Clinical Guide

How to Screen Patients With Depressive Symptoms for Bipolar I Disorder

How should clinicians use the Rapid Mood Screener to identify possible bipolar I disorder in patients presenting with depressive symptoms or a depression diagnosis?

Many patients with bipolar I disorder seek care during depression rather than mania, so bipolarity may be missed and misclassified as major depressive disorder. This guide applies to outpatient clinicians evaluating new or existing patients with depressive symptoms when bipolar I disorder is part of the differential.

  1. Select patients with depressive presentations

    Use bipolar I screening in patients who present with depressive symptoms or already carry a depression diagnosis. The article describes the RMS specifically as a tool developed to differentiate bipolar I disorder from major depressive disorder in patients with depressive symptoms.

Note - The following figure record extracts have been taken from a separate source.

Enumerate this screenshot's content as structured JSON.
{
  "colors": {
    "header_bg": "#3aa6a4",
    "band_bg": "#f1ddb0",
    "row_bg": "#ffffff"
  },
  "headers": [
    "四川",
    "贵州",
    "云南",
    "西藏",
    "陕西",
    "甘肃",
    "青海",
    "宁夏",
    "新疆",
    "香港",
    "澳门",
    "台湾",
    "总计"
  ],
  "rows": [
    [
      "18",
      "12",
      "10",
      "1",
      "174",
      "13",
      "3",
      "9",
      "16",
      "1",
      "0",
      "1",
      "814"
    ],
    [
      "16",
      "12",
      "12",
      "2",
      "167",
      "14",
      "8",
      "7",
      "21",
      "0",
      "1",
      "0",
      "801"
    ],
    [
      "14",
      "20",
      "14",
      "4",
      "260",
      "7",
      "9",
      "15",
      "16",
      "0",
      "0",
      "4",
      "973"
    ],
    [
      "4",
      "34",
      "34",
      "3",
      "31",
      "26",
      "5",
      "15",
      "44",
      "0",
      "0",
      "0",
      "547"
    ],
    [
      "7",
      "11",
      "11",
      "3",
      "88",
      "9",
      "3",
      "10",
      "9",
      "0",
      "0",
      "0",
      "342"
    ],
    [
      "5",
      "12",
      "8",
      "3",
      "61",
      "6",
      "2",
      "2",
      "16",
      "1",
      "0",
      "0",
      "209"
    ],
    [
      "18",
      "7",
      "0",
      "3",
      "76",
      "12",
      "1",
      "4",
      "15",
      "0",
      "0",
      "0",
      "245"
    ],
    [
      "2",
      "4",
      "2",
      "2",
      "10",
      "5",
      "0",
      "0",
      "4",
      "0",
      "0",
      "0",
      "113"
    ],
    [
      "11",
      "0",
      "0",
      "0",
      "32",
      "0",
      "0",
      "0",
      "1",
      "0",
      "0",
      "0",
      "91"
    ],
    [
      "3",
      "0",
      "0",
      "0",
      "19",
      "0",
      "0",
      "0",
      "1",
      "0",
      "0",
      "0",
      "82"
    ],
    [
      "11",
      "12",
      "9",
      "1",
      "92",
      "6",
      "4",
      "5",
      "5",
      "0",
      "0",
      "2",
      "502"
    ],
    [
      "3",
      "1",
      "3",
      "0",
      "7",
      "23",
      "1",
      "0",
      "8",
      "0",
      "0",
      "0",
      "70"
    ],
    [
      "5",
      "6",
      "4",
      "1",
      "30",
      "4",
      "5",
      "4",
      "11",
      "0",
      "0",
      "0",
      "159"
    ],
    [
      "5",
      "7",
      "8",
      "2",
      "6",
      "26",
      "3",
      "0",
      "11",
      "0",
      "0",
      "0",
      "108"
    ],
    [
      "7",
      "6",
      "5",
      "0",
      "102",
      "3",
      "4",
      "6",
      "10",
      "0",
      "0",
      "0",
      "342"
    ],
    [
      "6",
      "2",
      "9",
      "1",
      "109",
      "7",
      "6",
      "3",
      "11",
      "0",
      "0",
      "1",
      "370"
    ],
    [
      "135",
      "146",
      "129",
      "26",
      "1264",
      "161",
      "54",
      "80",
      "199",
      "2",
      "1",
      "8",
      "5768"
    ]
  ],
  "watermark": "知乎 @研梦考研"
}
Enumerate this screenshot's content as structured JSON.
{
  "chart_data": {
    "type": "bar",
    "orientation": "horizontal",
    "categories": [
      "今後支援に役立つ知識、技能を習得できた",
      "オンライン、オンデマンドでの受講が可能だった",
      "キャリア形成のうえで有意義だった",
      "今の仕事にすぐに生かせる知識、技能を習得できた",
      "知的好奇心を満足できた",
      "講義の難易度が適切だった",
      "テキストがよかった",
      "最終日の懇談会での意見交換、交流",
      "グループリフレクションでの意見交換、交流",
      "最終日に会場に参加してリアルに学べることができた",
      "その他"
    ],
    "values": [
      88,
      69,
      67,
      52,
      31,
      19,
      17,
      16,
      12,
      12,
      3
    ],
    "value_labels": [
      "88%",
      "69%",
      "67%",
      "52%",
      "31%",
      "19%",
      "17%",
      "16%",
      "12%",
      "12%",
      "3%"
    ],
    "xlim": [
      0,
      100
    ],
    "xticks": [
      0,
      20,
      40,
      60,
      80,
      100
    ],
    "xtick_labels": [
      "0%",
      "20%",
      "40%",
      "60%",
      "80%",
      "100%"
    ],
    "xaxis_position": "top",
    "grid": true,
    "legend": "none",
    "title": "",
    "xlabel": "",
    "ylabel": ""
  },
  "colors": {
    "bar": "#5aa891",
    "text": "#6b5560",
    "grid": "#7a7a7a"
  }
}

  2. Administer the 6-item Rapid Mood Screener

    Have the patient complete the self-administered RMS, which includes questions about hallmark manic symptoms and depressive characteristics more likely to indicate bipolar disorder than MDD, such as earlier age at depression onset, prior negative response to antidepressant treatment, and multiple depressive episodes. The article states that the RMS can be completed in less than 2 minutes.

  3. Use flexible outpatient workflow options

    Integrate the RMS during or outside the clinical visit using practical formats supported in the article, such as online, through the electronic medical record system, or in the waiting room. Survey respondents most often envisioned paper administration, patient completion before the office visit, and inclusion in the electronic health record.

  4. Score the screener by counting yes responses

    Count the number of endorsed yes items. Four or more yes responses constitute a positive screen for bipolar I disorder according to the article.

  5. Interpret a positive screen as a trigger for diagnostic evaluation

    Do not treat a positive RMS as a diagnosis. The article states that a positive screen should alert the clinician that a more thorough diagnostic evaluation for bipolar disorder is warranted.

  6. Evaluate further even if suspicion remains below threshold

    Proceed to complete diagnostic evaluation not only when the RMS is positive, but also when the result is subthreshold positive or other clinical suspicion remains. The authors explicitly state that comprehensive evaluation is warranted in these situations as well.

Clinical Considerations

  • The RMS has been validated only for bipolar I disorder and not for bipolar II disorder.
  • A positive RMS result does not confirm bipolar disorder and must be followed by complete diagnostic assessment.
  • Although RMS operating characteristics are cited as 88% sensitivity and 80% specificity at a cutoff of 4 or more yes responses, the article states that real-world comparative advantage over other tools still requires further study.

Bottom Line

In depressed outpatients, use the brief 6-item RMS as a bipolar I case-finding tool and treat 4 or more yes responses as a clear prompt for full diagnostic evaluation.